The Infectious Disease Research Center (IDRC) at Colorado State University (CSU) is at the vanguard of the research into the novel coronavirus causing the COVID-19 pandemic.
Using a manufacturing platform developed to prevent the transmission of disease during blood transfusions, IDRC staffers are working with the faculty of several departments at CSU to test an internally developed vaccine candidate dubbed SolaVAX. If it shows promise, the IDRC’s BioMARC — winner of the 2019 Colorado Manufacturing Award for Bioscience/Medical Manufacturer of the Year — will help transition the vaccine to mass manufacturing.
CompanyWeek recently spoke with Dr. Raymond Goodrich, executive director of the IDRC, about the initiative in the context of the ongoing pandemic, and how a vaccine will progress from research to manufacturing at a global scale.
CW: How has the IDRC been involved in fighting the COVID-19 pandemic thus far?
RG: The IDRC is made up of a couple different components. One of those components is housing facilities that allow us to handle agents like SARS-CoV-2, which is the causative agent of COVID-19. That means the people and the facilities — and the knowledge of how to operate those kinds of facilities and the types of techniques to use — exist.
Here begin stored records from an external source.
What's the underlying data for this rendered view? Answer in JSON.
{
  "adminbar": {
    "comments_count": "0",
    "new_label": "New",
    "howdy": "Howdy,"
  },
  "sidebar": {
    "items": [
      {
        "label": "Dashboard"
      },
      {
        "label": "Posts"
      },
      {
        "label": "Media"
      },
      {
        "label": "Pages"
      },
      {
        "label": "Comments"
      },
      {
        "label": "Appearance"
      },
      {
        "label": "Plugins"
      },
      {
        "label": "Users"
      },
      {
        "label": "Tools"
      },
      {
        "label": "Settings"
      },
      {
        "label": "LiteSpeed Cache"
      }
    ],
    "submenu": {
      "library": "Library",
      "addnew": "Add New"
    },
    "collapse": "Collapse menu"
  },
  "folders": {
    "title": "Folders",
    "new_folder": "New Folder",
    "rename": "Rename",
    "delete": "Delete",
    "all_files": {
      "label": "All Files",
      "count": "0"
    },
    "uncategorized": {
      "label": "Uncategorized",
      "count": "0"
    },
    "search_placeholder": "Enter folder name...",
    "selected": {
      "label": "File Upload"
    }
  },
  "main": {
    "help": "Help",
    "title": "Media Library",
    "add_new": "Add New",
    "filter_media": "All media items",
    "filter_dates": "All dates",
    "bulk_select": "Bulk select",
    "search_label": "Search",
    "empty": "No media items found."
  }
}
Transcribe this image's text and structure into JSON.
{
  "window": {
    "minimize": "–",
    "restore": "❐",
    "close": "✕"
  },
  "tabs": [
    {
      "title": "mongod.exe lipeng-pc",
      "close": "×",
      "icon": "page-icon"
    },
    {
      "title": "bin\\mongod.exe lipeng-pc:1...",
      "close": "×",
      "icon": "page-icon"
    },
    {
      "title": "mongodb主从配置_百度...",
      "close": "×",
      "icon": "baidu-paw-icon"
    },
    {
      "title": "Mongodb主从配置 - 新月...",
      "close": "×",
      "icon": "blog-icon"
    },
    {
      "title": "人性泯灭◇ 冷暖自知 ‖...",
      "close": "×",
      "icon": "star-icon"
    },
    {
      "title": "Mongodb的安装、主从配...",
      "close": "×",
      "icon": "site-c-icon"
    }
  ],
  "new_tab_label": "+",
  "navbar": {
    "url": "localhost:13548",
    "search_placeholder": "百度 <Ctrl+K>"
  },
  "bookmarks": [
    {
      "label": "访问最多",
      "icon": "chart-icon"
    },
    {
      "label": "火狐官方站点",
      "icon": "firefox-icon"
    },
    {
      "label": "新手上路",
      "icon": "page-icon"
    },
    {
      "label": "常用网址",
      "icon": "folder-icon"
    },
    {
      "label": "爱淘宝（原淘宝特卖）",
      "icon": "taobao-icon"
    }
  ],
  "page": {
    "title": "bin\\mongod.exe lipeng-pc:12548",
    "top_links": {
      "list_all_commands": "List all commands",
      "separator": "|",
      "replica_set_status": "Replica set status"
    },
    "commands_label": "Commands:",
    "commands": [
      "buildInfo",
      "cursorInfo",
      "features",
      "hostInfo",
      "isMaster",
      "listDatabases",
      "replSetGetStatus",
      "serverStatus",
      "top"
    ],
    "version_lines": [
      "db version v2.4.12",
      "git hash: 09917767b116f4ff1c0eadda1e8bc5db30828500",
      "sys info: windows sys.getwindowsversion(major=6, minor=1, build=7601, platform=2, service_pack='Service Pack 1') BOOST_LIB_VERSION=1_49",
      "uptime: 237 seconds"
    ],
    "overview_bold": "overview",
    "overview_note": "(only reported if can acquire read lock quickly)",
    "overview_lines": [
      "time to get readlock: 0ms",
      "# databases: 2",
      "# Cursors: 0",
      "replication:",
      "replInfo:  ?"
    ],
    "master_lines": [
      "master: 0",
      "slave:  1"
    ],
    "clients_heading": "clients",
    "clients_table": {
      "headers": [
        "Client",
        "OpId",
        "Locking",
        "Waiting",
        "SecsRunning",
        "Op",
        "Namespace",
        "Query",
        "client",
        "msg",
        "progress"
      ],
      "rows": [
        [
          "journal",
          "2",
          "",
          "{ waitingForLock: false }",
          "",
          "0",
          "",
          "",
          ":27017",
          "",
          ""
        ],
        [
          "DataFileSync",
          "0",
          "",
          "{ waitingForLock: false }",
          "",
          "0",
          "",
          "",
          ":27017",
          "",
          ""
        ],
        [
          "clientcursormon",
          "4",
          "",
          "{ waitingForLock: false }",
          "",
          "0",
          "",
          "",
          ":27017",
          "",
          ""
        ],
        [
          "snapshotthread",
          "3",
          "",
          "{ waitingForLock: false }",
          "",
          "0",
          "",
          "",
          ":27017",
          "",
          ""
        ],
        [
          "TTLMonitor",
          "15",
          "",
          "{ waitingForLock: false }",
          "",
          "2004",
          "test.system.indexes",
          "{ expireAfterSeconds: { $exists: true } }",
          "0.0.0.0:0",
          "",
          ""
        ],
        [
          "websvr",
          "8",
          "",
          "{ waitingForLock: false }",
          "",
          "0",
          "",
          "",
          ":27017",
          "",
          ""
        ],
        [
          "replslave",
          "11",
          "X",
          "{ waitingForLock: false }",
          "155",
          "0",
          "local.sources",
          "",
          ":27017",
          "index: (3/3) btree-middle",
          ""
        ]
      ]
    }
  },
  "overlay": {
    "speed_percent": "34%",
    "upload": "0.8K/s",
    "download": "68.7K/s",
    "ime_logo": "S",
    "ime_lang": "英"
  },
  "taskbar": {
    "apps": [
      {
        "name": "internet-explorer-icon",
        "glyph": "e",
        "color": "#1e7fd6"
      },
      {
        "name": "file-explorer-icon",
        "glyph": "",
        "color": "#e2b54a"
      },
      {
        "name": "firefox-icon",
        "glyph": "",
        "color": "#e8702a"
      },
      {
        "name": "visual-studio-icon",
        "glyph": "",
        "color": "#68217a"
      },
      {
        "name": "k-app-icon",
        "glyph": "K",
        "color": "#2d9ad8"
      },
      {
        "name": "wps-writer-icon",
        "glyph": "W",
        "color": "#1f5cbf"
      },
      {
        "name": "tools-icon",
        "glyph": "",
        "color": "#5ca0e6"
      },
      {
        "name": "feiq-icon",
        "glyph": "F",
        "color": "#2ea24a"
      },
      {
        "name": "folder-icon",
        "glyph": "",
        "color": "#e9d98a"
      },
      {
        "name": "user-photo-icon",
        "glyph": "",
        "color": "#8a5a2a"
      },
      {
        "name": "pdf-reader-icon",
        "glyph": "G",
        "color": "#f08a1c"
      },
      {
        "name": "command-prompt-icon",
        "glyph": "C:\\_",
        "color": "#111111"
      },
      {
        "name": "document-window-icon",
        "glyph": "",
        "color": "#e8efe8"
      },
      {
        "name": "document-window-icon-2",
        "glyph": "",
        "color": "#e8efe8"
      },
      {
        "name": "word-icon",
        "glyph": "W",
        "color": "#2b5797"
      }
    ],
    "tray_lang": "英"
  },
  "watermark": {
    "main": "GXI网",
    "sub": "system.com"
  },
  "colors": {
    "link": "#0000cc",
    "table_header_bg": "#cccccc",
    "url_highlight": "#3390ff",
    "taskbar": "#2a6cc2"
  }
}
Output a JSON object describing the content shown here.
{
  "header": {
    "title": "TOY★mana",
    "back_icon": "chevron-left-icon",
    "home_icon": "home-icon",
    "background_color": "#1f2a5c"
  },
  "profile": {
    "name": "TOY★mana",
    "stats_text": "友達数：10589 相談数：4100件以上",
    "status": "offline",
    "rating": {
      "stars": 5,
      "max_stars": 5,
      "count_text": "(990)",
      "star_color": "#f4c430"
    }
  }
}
That really is part of the vision of making the investments to create these kind of facilities, so that when something comes along like this, we’re not scrambling to develop the methodologies and develop the know-how and train the people, we already have those capabilities in place and we can apply them to attacking the problem that’s at hand.
I think what unfolded here, relative to the IDRC’s involvement, is very much along those lines of realizing that mission and realizing that vision that went into the creation of the facility. Because we have the facilities and we have the people who are trained to work with these kinds of agents, we were able to get samples of the virus that were isolated very early on, in the February time frame. We were able to grow it up in culture systems and optimize some of those cell culture methods to increase the yields, which is always an important part of developing new therapeutics, vaccines, and diagnostics. You have to have a sufficient amount of the agent to work with and to evaluate.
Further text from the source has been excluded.